I recently watched many sessions at the “MIT Generative AI Week” (December 11, 2023), and the excitement regarding emerging possibilities was palpable. The idea that these LLMs may become “Socratic” and personalized seems to be the North Star. The vision is to converse with an essentially omniscient, non-judgmental, indefatigable agent at any time. How valuable such a companion would be (yes, yes, yes, there are some wrinkles).
Another view is that the future development of LLMs will be targeted to particular realms of expertise. Here, there is an opportunity for private enterprises to compete to produce the best LLM for medicine, engineering, coding, or …. Just like there was Lexus-Nexus to explore the cases of the legal world and Google Patent to explore all US Patents, so other domains will gather their data. The difference is that the user interface will be conversational. Hermie’s and Baxter’s relatives will all be employed.
Finally, I will have my own LLM, the “James Wilson” LLM, that gathers all of “me” and makes me available for discussions and in avatar form. With this possibility, I have had weekly ZOOMS with my dear 87-year-old inventor friend (150 patents) with the shared stated intent that we hope to turn him into an LLM -Avatar so all of us who love him can still converse with him and benefit from his unique thinking.

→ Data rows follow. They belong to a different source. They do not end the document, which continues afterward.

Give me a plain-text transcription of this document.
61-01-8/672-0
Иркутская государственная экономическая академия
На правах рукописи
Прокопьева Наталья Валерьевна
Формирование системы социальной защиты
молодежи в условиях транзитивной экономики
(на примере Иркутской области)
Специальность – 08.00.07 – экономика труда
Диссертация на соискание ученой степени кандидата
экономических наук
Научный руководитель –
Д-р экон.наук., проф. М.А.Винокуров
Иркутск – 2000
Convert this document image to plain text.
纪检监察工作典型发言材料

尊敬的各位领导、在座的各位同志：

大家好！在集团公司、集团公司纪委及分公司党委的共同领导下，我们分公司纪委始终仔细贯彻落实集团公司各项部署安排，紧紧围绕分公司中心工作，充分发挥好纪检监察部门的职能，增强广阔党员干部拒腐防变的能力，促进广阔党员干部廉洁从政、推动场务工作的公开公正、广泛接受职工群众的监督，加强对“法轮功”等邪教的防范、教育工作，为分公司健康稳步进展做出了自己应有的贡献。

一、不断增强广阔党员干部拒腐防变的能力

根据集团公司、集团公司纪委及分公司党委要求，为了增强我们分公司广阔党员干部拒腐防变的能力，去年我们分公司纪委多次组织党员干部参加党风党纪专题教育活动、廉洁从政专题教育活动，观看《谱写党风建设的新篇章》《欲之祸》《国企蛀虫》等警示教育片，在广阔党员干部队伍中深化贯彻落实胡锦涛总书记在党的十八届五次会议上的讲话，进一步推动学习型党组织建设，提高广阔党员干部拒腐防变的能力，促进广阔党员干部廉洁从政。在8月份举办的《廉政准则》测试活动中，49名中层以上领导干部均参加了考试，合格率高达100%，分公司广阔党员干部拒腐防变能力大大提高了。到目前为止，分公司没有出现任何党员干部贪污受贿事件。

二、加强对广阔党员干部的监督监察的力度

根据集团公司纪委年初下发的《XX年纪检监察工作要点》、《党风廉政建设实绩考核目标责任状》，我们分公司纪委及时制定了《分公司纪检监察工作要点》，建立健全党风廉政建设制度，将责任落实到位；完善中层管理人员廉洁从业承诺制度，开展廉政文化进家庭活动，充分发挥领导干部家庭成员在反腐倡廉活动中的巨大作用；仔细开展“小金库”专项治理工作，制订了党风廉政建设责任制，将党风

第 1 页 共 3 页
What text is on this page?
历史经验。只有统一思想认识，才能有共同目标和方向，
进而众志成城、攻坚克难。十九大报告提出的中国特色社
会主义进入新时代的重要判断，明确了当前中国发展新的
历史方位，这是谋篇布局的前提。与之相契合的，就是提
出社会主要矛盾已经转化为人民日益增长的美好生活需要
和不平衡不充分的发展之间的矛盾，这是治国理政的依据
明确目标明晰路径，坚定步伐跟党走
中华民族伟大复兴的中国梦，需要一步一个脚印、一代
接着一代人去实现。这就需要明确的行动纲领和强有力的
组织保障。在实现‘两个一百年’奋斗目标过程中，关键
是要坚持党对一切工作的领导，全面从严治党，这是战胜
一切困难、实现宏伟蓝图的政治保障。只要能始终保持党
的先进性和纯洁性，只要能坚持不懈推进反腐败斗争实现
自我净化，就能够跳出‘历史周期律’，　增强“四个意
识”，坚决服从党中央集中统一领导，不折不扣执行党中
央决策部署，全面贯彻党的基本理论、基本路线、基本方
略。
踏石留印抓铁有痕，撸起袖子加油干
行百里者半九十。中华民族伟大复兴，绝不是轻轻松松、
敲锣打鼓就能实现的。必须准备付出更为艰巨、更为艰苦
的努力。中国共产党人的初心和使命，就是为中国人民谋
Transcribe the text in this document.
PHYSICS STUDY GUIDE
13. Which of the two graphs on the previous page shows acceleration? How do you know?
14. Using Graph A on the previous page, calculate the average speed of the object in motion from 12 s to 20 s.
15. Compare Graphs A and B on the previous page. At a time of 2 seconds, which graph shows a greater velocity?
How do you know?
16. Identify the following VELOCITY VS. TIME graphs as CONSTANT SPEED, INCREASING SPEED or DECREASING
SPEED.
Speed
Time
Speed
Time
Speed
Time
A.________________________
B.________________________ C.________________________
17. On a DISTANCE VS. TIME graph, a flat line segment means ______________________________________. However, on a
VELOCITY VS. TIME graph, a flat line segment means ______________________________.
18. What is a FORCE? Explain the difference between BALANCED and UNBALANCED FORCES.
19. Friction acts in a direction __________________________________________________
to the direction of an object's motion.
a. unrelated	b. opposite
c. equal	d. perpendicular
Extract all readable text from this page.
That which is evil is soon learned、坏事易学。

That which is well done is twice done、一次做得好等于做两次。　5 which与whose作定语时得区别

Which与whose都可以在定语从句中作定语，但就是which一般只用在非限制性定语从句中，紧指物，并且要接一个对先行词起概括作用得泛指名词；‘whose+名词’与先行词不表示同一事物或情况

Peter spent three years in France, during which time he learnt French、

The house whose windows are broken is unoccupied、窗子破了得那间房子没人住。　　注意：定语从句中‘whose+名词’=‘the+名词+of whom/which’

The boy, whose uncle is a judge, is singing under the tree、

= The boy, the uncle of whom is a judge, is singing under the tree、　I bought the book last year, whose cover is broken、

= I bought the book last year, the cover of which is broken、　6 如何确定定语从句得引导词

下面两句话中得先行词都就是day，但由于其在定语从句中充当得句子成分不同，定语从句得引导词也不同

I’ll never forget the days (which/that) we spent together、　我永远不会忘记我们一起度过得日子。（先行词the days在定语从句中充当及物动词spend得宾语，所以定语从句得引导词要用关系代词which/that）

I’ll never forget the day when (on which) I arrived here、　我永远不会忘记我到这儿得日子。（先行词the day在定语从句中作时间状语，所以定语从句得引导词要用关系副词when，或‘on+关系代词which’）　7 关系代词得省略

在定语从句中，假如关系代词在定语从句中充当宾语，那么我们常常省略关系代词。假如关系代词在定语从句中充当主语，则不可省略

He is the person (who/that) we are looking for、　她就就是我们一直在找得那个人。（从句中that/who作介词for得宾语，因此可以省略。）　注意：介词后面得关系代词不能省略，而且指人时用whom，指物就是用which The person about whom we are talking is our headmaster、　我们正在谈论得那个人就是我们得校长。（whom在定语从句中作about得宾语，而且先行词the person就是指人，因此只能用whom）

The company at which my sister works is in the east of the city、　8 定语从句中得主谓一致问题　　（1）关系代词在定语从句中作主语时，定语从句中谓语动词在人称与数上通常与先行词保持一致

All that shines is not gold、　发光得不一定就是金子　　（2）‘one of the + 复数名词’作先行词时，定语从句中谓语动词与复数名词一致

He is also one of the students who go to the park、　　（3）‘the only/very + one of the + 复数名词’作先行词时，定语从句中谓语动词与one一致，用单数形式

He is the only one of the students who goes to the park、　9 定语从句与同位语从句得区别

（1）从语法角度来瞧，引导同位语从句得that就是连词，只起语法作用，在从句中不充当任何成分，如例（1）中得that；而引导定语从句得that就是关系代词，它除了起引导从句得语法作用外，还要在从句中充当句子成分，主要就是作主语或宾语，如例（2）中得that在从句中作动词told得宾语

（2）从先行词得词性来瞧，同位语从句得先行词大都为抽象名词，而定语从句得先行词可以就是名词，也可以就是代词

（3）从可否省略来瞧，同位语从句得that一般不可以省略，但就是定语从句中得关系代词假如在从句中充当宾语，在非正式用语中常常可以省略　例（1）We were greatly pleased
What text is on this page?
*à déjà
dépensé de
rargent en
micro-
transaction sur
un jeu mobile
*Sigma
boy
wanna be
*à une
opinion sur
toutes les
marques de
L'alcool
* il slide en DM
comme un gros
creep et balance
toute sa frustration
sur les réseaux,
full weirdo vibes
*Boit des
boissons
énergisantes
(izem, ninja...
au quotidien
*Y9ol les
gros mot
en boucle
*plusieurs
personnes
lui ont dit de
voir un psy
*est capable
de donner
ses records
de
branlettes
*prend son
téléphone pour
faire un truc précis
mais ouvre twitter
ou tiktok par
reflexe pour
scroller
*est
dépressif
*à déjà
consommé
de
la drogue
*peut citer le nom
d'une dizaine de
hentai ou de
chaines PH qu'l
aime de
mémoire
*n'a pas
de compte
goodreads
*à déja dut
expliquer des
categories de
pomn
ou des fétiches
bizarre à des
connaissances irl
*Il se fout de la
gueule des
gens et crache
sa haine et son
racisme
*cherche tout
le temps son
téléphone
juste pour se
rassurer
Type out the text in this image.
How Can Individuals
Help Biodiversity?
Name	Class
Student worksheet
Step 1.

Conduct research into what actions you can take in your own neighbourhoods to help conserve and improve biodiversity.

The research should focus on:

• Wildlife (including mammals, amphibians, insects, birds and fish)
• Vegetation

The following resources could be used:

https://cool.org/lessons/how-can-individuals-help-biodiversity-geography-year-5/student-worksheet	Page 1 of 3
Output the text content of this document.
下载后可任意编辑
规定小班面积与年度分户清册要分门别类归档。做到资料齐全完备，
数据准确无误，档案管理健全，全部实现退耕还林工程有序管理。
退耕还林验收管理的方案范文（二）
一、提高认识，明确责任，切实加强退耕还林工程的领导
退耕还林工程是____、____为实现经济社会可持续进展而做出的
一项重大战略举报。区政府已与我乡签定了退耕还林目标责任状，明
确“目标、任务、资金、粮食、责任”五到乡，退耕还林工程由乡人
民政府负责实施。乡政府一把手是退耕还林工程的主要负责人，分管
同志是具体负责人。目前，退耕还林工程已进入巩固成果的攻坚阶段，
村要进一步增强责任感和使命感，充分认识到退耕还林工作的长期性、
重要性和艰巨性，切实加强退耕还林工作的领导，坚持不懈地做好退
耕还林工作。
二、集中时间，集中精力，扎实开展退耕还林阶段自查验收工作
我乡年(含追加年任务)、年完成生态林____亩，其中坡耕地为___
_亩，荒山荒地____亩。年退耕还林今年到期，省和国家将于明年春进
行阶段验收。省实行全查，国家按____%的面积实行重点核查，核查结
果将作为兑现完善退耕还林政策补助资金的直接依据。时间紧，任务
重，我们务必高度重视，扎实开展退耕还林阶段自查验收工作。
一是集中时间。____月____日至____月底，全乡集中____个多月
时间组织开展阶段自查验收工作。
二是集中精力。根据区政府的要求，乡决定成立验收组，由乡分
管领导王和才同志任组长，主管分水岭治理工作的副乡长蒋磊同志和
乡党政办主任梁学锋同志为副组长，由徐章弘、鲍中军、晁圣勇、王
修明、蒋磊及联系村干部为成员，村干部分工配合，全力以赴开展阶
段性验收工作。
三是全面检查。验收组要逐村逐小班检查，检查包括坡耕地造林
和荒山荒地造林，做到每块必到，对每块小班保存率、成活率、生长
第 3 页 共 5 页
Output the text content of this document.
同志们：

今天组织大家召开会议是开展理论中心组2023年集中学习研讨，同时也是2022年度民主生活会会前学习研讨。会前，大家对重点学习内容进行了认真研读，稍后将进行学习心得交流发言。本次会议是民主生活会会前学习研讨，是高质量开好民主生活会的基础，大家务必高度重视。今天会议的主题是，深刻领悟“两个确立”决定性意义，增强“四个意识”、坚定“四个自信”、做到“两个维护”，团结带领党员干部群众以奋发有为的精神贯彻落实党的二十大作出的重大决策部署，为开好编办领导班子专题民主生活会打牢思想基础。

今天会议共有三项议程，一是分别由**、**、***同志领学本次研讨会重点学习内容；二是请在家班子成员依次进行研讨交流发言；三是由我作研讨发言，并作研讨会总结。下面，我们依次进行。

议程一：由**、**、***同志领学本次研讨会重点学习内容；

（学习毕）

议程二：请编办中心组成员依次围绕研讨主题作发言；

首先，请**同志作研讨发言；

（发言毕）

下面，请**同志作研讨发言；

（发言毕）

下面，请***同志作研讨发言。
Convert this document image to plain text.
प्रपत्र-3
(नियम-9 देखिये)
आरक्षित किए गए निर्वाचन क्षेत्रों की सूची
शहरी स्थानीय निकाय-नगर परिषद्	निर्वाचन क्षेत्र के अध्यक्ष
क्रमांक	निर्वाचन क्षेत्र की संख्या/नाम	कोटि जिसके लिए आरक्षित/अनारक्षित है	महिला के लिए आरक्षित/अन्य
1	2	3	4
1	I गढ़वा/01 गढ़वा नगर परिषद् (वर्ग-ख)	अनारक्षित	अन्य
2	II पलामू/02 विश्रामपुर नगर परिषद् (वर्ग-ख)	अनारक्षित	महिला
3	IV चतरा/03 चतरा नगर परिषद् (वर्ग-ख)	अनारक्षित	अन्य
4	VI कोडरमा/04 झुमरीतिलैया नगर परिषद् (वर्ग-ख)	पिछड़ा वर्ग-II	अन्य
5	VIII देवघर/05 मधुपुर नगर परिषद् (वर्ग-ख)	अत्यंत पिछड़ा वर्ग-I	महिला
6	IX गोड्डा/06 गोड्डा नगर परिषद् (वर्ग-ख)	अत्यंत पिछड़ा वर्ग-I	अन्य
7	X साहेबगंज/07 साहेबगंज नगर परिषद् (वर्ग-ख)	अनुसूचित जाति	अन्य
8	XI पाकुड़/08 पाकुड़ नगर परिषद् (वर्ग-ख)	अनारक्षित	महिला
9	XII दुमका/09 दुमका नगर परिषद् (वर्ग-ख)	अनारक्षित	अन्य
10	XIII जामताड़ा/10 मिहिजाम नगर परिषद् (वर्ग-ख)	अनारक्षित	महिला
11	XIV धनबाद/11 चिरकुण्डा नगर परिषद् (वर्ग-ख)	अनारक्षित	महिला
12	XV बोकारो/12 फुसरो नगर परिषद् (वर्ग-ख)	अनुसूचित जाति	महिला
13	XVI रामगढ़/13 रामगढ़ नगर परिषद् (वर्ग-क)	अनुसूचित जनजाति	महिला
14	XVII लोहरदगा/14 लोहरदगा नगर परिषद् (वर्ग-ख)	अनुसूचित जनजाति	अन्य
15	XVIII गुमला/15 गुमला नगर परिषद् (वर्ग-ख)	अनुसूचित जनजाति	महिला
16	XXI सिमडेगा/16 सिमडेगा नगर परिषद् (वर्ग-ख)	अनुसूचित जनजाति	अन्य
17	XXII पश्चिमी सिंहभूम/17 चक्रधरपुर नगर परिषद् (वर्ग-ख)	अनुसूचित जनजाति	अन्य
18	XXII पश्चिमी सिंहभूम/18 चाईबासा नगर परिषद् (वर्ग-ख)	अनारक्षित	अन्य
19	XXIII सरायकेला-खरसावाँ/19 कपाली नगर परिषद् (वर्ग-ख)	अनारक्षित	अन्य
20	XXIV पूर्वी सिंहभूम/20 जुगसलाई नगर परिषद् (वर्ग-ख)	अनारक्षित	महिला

I wish I had such data for my dear parents (and indeed, this will become a market). To push this further, at the MIT event, someone said that in the future, if you want to learn about Abraham Lincoln, you will be able to meet him and ask him questions! But even think of more quotidian interests—like feeding in a profile of your skin and asking for advice on a skin-care regime based on current scientific evidence. Will Kim Kardashian, Gwyneth Paltrow, or Haley Bieber appear with an answer? Is there a fee for that avatar conversation?
We are only as good as our questions.
This all points to what the LLMs have revealed: we are only as good as our questions. What would you ask Abraham Lincoln to know about him? When first encountering ChatGPT, I realized I had “query repression” as asking people is not easy (as their time and judgment of you are involved), and doing typical internet searches provides endless lists of sites to explore, abstract from, and summarize. So, I had become willing to stop my query once I got “just” what I needed. Now, with ChatGPT, I can easily ask for the nuances to be spelled out and comparisons and contrasts articulated. I have become more competent, and my questioning is more precise. A future with a polite and ready savant in my pocket seems wondrous. Last Spring, I added Google’s plant recognition app to my iPhone. It helped me identify a panicled golden rain tree (Koelreuteria paniculata)!
I can’t wait to talk to Linnaeus about the whole binomial nomenclature thing.